Dans un autre chapitre intitulé “Le Sacre d’Egypte” (Vultur percnopterus selon Linné et Percnoptère d’Egypte selon Cuvier), Buffon rapporte que ce nom lui a été donné par un certain Belon*, mais que le docteur Shaw le désigne sous l’appellation achbobba. “Cet oiseau se voit par troupes dans les terres stériles et sablonneuses qui avoisinent les pyramides d’Egypte ; il se tient presque toujours à terre, et se repaît comme les vautours de toute viande et de chair corrompue.” “Il est (dit Belon) oiseau sordide et non gentil, et quiconque feindra voir un oiseau, ayant la corpulence d’un milan, le bec entre le corbeau et l’oiseau de proie, crochu par le fin bout, et les jambes et pieds nus, et marcher comme le corbeau, aura l’idée de cet oiseau, qui est fréquent en Egypte, mais rare ailleurs, quoiqu’il y en ait quelques uns en Syrie, et que j’en aie (ajoute-t-il) vu quelques uns dans la Caramanie (Emirat de Karaman qui, dans sa plus grande extension, comprenait le territoire des provinces turques d’Anatolie).” Au reste, cet oiseau rare varie pour les couleurs ; c’est, à ce qu’en croit Belon, l’hierax ou accipiter AEgyptius d’Hérodote, qui, comme l’ibis, était en vénération chez les anciens Egyptiens, parce que tous deux tuent et mangent les serpents et autres bêtes immondes qui infectent l’Egypte.” – Il semble sur ce dernier point qu’il y ait confusion d’une part avec le Circaète Jean-le-Blanc qui se nourrit de reptiles, et d’autre part avec l’épervier, le faucon lanier ou le faucon pèlerin qui appartient au Panthéon égyptien sous la forme de Horus, porteur des pouvoirs du soleil.
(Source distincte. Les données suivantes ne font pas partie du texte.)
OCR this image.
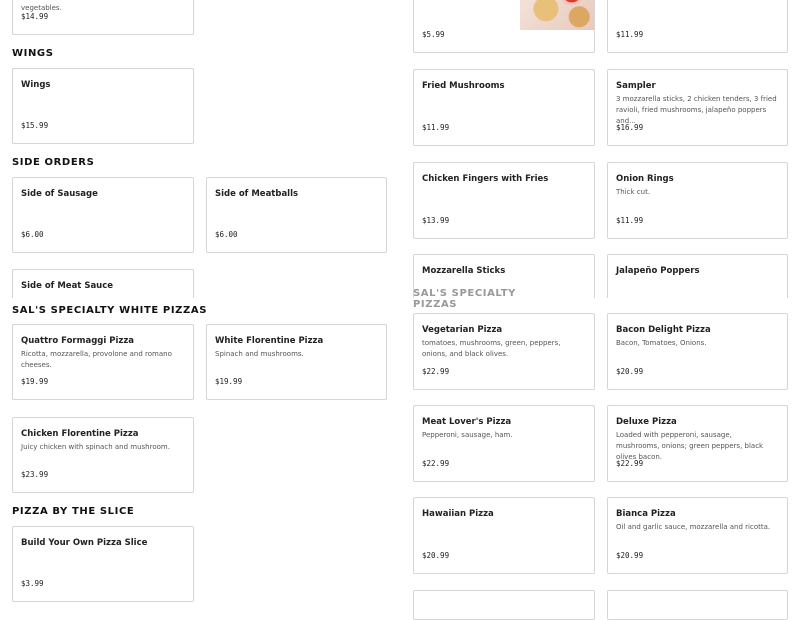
vegetables.
$14.99
WINGS
Wings
$15.99
SIDE ORDERS
Side of Sausage
$6.00
Side of Meatballs
$6.00
Side of Meat Sauce
SAL'S SPECIALTY WHITE PIZZAS
Quattro Formaggi Pizza
Ricotta, mozzarella, provolone and romano cheeses.
$19.99
White Florentine Pizza
Spinach and mushrooms.
$19.99
Chicken Florentine Pizza
Juicy chicken with spinach and mushroom.
$23.99
PIZZA BY THE SLICE
Build Your Own Pizza Slice
$3.99
$5.99	$11.99
Fried Mushrooms
$11.99
Sampler
3 mozzarella sticks, 2 chicken tenders, 3 fried ravioli, fried mushrooms, jalapeño poppers and...
$16.99
Chicken Fingers with Fries
$13.99
Onion Rings
Thick cut.
$11.99
Mozzarella Sticks	Jalapeño Poppers
SAL'S SPECIALTY PIZZAS
Vegetarian Pizza
tomatoes, mushrooms, green, peppers, onions, and black olives.
$22.99
Bacon Delight Pizza
Bacon, Tomatoes, Onions.
$20.99
Meat Lover's Pizza
Pepperoni, sausage, ham.
$22.99
Deluxe Pizza
Loaded with pepperoni, sausage, mushrooms, onions; green peppers, black olives bacon.
$22.99
Hawaiian Pizza
$20.99
Bianca Pizza
Oil and garlic sauce, mozzarella and ricotta.
$20.99
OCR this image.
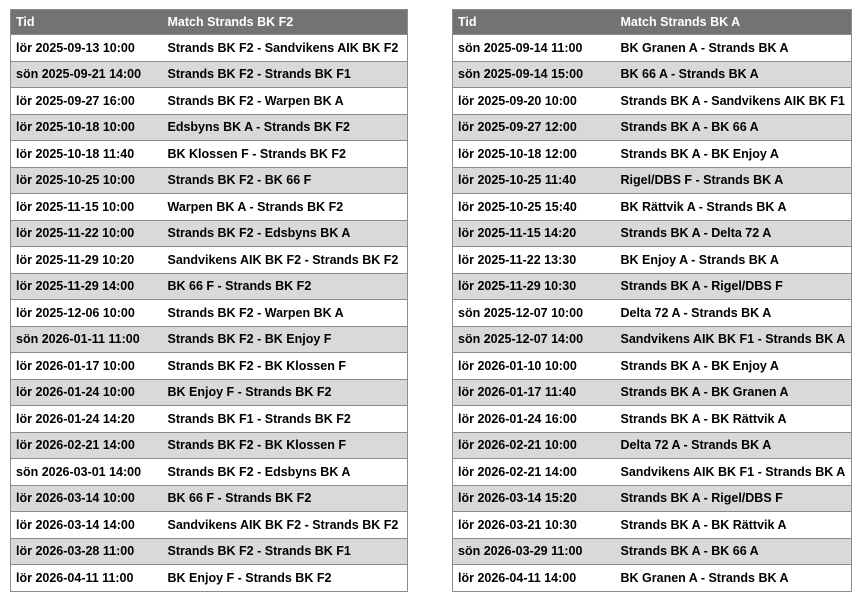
Tid	Match Strands BK F2
lör 2025-09-13 10:00	Strands BK F2 - Sandvikens AIK BK F2
sön 2025-09-21 14:00	Strands BK F2 - Strands BK F1
lör 2025-09-27 16:00	Strands BK F2 - Warpen BK A
lör 2025-10-18 10:00	Edsbyns BK A - Strands BK F2
lör 2025-10-18 11:40	BK Klossen F - Strands BK F2
lör 2025-10-25 10:00	Strands BK F2 - BK 66 F
lör 2025-11-15 10:00	Warpen BK A - Strands BK F2
lör 2025-11-22 10:00	Strands BK F2 - Edsbyns BK A
lör 2025-11-29 10:20	Sandvikens AIK BK F2 - Strands BK F2
lör 2025-11-29 14:00	BK 66 F - Strands BK F2
lör 2025-12-06 10:00	Strands BK F2 - Warpen BK A
sön 2026-01-11 11:00	Strands BK F2 - BK Enjoy F
lör 2026-01-17 10:00	Strands BK F2 - BK Klossen F
lör 2026-01-24 10:00	BK Enjoy F - Strands BK F2
lör 2026-01-24 14:20	Strands BK F1 - Strands BK F2
lör 2026-02-21 14:00	Strands BK F2 - BK Klossen F
sön 2026-03-01 14:00	Strands BK F2 - Edsbyns BK A
lör 2026-03-14 10:00	BK 66 F - Strands BK F2
lör 2026-03-14 14:00	Sandvikens AIK BK F2 - Strands BK F2
lör 2026-03-28 11:00	Strands BK F2 - Strands BK F1
lör 2026-04-11 11:00	BK Enjoy F - Strands BK F2
Tid	Match Strands BK A
sön 2025-09-14 11:00	BK Granen A - Strands BK A
sön 2025-09-14 15:00	BK 66 A - Strands BK A
lör 2025-09-20 10:00	Strands BK A - Sandvikens AIK BK F1
lör 2025-09-27 12:00	Strands BK A - BK 66 A
lör 2025-10-18 12:00	Strands BK A - BK Enjoy A
lör 2025-10-25 11:40	Rigel/DBS F - Strands BK A
lör 2025-10-25 15:40	BK Rättvik A - Strands BK A
lör 2025-11-15 14:20	Strands BK A - Delta 72 A
lör 2025-11-22 13:30	BK Enjoy A - Strands BK A
lör 2025-11-29 10:30	Strands BK A - Rigel/DBS F
sön 2025-12-07 10:00	Delta 72 A - Strands BK A
sön 2025-12-07 14:00	Sandvikens AIK BK F1 - Strands BK A
lör 2026-01-10 10:00	Strands BK A - BK Enjoy A
lör 2026-01-17 11:40	Strands BK A - BK Granen A
lör 2026-01-24 16:00	Strands BK A - BK Rättvik A
lör 2026-02-21 10:00	Delta 72 A - Strands BK A
lör 2026-02-21 14:00	Sandvikens AIK BK F1 - Strands BK A
lör 2026-03-14 15:20	Strands BK A - Rigel/DBS F
lör 2026-03-21 10:30	Strands BK A - BK Rättvik A
sön 2026-03-29 11:00	Strands BK A - BK 66 A
lör 2026-04-11 14:00	BK Granen A - Strands BK A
Hierax, en grec, désignait les rapaces plus petits que les aigles, comme les faucons ou les éperviers, terme traduit par Accipiter AEgyptius par Lauret Valle, traducteur d’Hérodote, mentionné par Belon. Le genre Accipiter comprend aujourd’hui des autours et des éperviers. Ce deuxième article ne concerne donc toujours pas le Percnoptère actuel. – Illustration extraite du livre de Belon : Hierax, Accipiter AEgyptius, Sacre d’Egypte – Livre de Buffon : Histoire naturelle générale et particulière –

(*) Pierre Belon du Mans, “L’histoire de la nature des oyseaux, avec leurs descriptions & naïfs portraits retirez du naturel” (1555)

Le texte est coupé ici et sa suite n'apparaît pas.